By STEPHEN GROVES, MARY CLARE JALONICK, and LISA MASCARO
WASHINGTON — Overcoming a week of setbacks, the Senate on Thursday voted to begin work on a package of wartime funding for Ukraine, Israel and other U.S. allies. But doubts remained about support from Republicans who earlier rejected a carefully negotiated compromise that also included border enforcement policies.
Senate Majority Leader Chuck Schumer called the latest vote a “good first step” and pledged that the Senate would “keep working on this bill — until the job is done.”
The 67-32 vote was the first meaningful step Congress has taken in months to approve Ukraine aid, but it still faces a difficult path through Congress. Support from GOP senators for final passage is not guaranteed, and even if the legislation passes the Senate, it is expected to be more difficult to win approval in the Republican-controlled House, where Speaker Mike Johnson, R-La., has been noncommittal on the aid.
The Senate prepared for a days-long slog to reach a final vote, and leaders had not agreed to a process to limit the debate time for the bill as Republicans remained divided on how to approach the legislation.
The $95 billion package is intended to show American strength at a time when U.S. military troops have been attacked and killed in Jordan, allies like Ukraine and Israel are deep in war and unrest threatens to shake the global order. It is also the best chance for Congress to replenish completely depleted military aid for Ukraine — a goal shared by President Joe Biden, Schumer and Senate Republican leader Mitch McConnell.
After the collapse this week of a bipartisan agreement to include border policy changes in the package, Schumer salvaged $60 billion in aid for Ukraine, as well as roughly $35 billion for Israel, other allies and national security priorities in the current legislation.

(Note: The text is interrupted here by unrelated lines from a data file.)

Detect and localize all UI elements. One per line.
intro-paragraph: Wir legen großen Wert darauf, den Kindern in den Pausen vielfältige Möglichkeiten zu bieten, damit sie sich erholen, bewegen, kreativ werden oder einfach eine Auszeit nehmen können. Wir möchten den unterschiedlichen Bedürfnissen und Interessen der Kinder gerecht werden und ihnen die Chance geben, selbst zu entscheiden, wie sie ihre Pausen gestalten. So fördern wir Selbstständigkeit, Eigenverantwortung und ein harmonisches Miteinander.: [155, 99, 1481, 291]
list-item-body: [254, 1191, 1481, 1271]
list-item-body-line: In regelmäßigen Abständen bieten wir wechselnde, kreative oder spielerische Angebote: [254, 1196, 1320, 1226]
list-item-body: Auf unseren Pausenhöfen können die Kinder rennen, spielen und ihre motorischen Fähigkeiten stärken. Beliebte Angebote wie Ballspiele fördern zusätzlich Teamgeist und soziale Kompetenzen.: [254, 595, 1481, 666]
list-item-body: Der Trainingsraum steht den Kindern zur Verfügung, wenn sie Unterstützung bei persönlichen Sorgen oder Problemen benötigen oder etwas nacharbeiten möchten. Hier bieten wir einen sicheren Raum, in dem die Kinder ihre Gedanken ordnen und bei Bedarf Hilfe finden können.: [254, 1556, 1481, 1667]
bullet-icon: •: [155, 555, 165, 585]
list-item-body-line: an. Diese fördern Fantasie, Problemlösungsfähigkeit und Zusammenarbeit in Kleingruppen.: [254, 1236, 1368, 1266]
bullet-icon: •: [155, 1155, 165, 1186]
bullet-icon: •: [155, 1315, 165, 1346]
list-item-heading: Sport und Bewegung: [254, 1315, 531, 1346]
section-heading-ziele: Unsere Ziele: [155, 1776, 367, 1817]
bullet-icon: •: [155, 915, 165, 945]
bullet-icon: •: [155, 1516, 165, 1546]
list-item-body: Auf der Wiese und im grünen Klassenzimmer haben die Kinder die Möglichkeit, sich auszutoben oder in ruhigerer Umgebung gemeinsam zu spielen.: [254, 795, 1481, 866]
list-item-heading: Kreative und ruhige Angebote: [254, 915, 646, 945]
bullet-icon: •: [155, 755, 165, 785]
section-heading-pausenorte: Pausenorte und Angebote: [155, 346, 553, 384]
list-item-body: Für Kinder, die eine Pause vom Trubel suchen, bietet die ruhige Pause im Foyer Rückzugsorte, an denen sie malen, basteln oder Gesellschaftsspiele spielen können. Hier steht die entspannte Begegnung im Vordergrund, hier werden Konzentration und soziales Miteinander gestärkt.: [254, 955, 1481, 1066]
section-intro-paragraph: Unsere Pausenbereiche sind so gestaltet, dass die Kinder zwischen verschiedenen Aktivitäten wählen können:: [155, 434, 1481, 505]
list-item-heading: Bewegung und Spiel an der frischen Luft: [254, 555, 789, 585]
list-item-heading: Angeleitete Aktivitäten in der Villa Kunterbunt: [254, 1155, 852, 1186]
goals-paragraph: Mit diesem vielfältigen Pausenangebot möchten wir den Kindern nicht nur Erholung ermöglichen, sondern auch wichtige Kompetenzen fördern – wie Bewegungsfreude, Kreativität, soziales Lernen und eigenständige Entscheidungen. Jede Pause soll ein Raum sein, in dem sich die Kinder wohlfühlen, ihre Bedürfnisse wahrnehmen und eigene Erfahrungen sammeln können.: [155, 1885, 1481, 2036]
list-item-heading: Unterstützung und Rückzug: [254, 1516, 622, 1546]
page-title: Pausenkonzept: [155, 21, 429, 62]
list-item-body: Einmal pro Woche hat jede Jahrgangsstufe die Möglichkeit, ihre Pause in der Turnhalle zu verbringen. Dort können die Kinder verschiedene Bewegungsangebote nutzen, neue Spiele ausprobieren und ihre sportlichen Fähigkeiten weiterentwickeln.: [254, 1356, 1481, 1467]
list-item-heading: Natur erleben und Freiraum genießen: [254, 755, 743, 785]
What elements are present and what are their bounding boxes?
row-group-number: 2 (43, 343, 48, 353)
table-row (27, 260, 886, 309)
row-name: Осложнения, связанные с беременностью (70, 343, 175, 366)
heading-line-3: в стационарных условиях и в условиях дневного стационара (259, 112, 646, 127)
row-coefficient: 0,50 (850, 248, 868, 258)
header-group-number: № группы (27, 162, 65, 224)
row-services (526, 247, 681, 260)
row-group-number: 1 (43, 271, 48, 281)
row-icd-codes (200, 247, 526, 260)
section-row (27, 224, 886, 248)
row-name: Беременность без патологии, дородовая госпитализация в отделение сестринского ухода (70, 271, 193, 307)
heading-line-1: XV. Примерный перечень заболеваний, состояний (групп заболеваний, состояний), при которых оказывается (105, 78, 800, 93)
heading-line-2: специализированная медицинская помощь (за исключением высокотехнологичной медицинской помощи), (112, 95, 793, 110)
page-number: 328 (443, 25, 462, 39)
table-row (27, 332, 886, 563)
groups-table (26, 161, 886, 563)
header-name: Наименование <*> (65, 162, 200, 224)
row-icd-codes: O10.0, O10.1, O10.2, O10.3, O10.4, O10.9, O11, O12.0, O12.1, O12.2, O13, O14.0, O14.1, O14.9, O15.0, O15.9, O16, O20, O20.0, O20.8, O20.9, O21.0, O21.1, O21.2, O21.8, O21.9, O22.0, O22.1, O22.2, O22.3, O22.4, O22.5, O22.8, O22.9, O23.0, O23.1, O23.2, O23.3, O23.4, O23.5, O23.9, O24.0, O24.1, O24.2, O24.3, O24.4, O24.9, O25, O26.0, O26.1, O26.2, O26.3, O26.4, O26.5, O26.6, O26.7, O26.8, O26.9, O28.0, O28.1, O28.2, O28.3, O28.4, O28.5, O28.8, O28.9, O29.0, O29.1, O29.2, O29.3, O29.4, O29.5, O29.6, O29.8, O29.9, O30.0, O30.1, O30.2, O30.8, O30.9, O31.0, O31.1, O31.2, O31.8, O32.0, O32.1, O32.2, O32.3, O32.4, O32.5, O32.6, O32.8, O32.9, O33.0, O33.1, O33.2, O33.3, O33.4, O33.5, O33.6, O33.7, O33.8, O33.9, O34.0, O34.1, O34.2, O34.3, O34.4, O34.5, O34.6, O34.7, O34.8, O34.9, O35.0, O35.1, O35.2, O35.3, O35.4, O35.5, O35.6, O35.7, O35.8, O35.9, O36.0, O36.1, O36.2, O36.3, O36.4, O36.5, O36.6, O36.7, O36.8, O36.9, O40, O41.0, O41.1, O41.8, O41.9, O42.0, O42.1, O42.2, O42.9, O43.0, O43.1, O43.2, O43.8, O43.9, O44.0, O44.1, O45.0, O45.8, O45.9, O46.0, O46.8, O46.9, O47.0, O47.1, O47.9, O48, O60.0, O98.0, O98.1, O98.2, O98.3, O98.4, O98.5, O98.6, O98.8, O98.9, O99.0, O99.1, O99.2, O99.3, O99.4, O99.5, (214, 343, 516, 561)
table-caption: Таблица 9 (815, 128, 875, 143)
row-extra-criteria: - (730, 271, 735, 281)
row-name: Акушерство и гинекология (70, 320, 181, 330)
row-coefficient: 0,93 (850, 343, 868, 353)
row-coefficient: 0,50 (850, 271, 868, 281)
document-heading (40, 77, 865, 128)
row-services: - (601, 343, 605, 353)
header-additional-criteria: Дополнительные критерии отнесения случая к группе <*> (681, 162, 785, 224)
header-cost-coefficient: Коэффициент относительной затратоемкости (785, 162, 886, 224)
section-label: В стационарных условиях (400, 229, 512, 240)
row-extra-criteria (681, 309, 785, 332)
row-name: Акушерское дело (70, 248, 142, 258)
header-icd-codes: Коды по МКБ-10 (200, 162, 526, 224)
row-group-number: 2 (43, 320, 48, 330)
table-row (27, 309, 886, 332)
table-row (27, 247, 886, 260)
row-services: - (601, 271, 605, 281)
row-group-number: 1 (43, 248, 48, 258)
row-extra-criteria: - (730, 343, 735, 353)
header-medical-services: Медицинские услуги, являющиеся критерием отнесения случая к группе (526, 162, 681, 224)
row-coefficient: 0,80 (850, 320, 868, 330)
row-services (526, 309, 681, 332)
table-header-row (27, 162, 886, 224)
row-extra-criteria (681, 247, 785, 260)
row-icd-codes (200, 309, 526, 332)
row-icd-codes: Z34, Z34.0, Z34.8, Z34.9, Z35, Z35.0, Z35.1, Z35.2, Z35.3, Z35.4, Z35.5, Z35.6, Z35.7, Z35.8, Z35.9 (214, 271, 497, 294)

But Senate Republicans were fractured and frustrated as they huddled Thursday morning to discuss their approach to the legislation and struggled to coalesce behind a plan to assert their priorities. Still, Schumer forged ahead to the noon-hour vote, essentially daring the Ukraine supporters within the GOP to vote against the aid.
Schumer’s push worked as the vote to begin debate on the new package cleared with 17 Republicans along with Democrats voting to move forward. Sen. Bernie Sanders, an independent from Vermont who opposes much of the aid for Israel, voted against it.
Some in the Senate vowed to do everything they could to delay final action.
“I’ll object to anything speeding up this rotten foreign spending bill’s passage,” said Sen. Rand Paul, a Kentucky Republican, on X.
The U.S. is already out of money to send missiles and ammunition to Kyiv, just as the nearly two-year-old war reaches a crucial juncture. Ukraine supporters say the drop-off in U.S. support is already being felt on the battlefield and by civilians. Russia has renewed its commitment to the invasion with relentless attacks.
“There are people in Ukraine right now, in the height of their winter, in trenches, being bombed and being killed,” said Sen. Thom Tillis, R-N.C.
While military support for Ukraine once enjoyed wide bipartisan support in Congress, an increasing number of Republicans in the House and Senate have expressed serious reservations about supporting a new round of funding for Ukraine. Following the lead of Donald Trump, the likely GOP presidential nominee, they see the funding as wasteful and argue that an end to the conflict should be negotiated.
Biden has made halting Russian President Vladimir Putin’s invasion a top foreign policy priority and last year requested a sweeping funding proposal to replenish aid for Ukraine and Israel, as well as to invest more in domestic defense manufacturing, humanitarian assistance and managing the influx of migrants at the U.S.-Mexico border.
The $95 billion package package proposed by Democrats this week would send $14 billion in military aid to Israel, provide further funding for allies in Asia, and allot $10 billion for humanitarian efforts in Ukraine, Israel, Gaza and other places.
The revamped package includes legislation to authorize sanctions and anti-money laundering tools against criminal enterprises that traffic fentanyl into the U.S.
Supporters of the national security package have cast it as a history-turning initiative that would rebuff both Russia’s incursion in Europe and Chinese president Xi Jinping’s ambitions in Taiwan and Asia.
“Failure to pass this bill would only embolden autocrats like Putin and Xi who want nothing more than America’s decline,” Schumer said.
Republicans had initially demanded that the package also include border policy changes, arguing that they would not support other countries’ security when the U.S. border was seeing rampant illegal crossings. But after months of round-the-clock negotiations on a bipartisan compromise intended to overhaul the asylum system with faster and tougher enforcement, Republicans rejected it as insufficient.
Still, some senators said they would continue to insist on tying border measures — this time even more strict — to the foreign aid.
“My priority is border security. It’s always been border security. I think we need a new bill,” said Sen. Roger Marshall, R-Kan.